Alargar a actuação Ontem, a Procuradoria-Geral da República abriu a semana da legalidade com uma série de eventos desde colóquios, palestras, encontros e ciclos de conferência que, até amanhã, dia 28, tem como propósito elucidar o público sobre o papel e importância do órgão no sistema nacional de justiça. Para o sociólogo Castro Santareno, apesar dos ganhos a nível do sector da justiça, a actuação da PGR tem sido parcial na medida em que parece ter maior actuação contra um grupo menos contra outros.

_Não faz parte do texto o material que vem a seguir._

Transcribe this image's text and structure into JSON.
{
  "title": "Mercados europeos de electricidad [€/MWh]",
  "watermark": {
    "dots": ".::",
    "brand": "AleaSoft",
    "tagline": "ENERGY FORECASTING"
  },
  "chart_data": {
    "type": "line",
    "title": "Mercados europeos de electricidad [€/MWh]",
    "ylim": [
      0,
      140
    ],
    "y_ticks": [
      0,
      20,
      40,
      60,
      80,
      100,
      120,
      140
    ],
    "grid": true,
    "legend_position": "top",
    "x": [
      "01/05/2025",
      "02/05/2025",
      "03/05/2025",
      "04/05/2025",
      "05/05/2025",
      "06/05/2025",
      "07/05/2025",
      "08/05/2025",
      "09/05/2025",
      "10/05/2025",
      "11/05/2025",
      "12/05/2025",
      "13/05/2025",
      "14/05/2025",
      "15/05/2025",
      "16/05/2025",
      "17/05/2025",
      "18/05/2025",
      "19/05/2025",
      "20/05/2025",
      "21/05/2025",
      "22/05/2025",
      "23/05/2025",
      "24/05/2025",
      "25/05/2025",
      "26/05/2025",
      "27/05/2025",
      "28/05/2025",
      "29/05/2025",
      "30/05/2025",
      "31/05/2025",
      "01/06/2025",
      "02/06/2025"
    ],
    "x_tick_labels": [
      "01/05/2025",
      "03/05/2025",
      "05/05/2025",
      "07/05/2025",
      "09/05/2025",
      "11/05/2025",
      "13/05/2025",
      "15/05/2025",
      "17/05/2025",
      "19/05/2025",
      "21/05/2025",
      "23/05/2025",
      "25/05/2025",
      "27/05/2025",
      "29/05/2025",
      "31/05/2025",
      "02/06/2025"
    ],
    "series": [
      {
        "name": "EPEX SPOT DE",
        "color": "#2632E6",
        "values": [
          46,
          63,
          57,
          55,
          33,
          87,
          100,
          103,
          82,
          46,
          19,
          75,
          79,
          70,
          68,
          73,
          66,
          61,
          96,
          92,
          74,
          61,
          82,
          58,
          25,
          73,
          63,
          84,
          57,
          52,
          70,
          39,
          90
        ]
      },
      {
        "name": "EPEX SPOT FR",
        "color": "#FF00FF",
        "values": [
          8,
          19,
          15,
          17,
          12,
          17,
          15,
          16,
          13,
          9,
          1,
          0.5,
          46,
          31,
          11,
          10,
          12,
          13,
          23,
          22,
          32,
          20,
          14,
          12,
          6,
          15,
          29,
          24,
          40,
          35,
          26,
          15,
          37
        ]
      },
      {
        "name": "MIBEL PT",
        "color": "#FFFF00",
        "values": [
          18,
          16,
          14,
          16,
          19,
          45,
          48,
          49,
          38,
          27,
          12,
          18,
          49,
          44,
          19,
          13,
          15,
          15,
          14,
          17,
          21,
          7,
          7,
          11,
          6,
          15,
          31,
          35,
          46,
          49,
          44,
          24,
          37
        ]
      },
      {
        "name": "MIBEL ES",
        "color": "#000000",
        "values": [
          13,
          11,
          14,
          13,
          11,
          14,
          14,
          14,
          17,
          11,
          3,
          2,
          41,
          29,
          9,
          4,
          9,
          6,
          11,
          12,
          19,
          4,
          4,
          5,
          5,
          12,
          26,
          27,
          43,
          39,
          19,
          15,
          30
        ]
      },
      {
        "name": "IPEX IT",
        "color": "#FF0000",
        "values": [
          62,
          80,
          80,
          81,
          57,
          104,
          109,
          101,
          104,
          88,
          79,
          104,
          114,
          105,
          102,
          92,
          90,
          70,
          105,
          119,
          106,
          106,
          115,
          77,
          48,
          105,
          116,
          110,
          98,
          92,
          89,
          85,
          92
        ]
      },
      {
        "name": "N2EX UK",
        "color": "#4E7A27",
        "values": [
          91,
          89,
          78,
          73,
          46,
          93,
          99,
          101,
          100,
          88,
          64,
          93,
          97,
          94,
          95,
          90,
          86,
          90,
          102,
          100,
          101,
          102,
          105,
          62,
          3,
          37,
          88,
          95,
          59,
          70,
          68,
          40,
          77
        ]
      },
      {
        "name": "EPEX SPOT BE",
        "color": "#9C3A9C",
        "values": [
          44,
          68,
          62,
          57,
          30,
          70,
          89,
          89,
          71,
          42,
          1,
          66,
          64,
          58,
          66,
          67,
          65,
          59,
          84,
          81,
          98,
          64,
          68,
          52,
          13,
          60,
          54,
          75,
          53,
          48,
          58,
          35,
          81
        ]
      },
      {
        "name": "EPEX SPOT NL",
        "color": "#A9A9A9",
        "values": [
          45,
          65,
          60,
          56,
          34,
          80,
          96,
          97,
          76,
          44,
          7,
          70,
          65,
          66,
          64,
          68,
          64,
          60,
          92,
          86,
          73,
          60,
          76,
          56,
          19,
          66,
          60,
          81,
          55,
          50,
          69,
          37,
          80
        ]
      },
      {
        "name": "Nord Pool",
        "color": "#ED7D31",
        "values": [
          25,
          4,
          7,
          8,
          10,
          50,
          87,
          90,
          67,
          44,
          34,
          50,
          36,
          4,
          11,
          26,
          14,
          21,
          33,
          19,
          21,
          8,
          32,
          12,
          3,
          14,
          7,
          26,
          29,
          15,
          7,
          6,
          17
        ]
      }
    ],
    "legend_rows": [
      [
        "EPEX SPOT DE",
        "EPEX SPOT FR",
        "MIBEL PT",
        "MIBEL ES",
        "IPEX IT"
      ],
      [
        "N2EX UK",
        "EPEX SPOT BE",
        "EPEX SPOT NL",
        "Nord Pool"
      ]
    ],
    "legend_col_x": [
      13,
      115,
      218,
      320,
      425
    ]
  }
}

“Actuação deve ser alargada. Ainda temos muita gente próxima ao actual poder que é acusada de diversos crimes e não são tocados pela PGR. Dá um sentimento de parcialidade o que não é bom”, apontou.

Desafios

Uma das dificuldades que o órgão de justiça enfrenta, segundo o procurador-geral, Hélder Pitta Gróz, prende-se com a diminuta quantidade de recursos humanos.

Conforme deu a conhecer, recentemente, em 2020, a PGR funcionou com 565 magistrados do Ministério Público em todo o país, um rácio de 1,8 por cada 100 mil habitantes, o que se mostra aquém das recomendações das organizações internacionais que apontam para um ideal de sete procuradores para cada 6 mil habitantes.

Hélder Pitta Gróz disse igualmente que é também insuficiente o número de funcionários administrativos e técnicos de justiça.

Continuar a luta

Apesar de muitos continuarem ainda a remar em sentido contrário, o Presidente da República, João Lourenço, já deixou claro, recentemente, que a luta contra a corrupção, branqueamento de capitais e a impunidade, o tráfico de drogas e de seres humanos vai continuar no país.

João Lourenço, denunciou ainda a existência de pessoas que, após delapidarem o erário, têm-se forçado e organizado campanhas para denegrir ou desacreditar a justiça e o Estado angolano, tendo assegurado que o seu Executivo não se vai imiscuir na acção da justiça, tendo incentivado os juízes a cumprirem com o seu papel.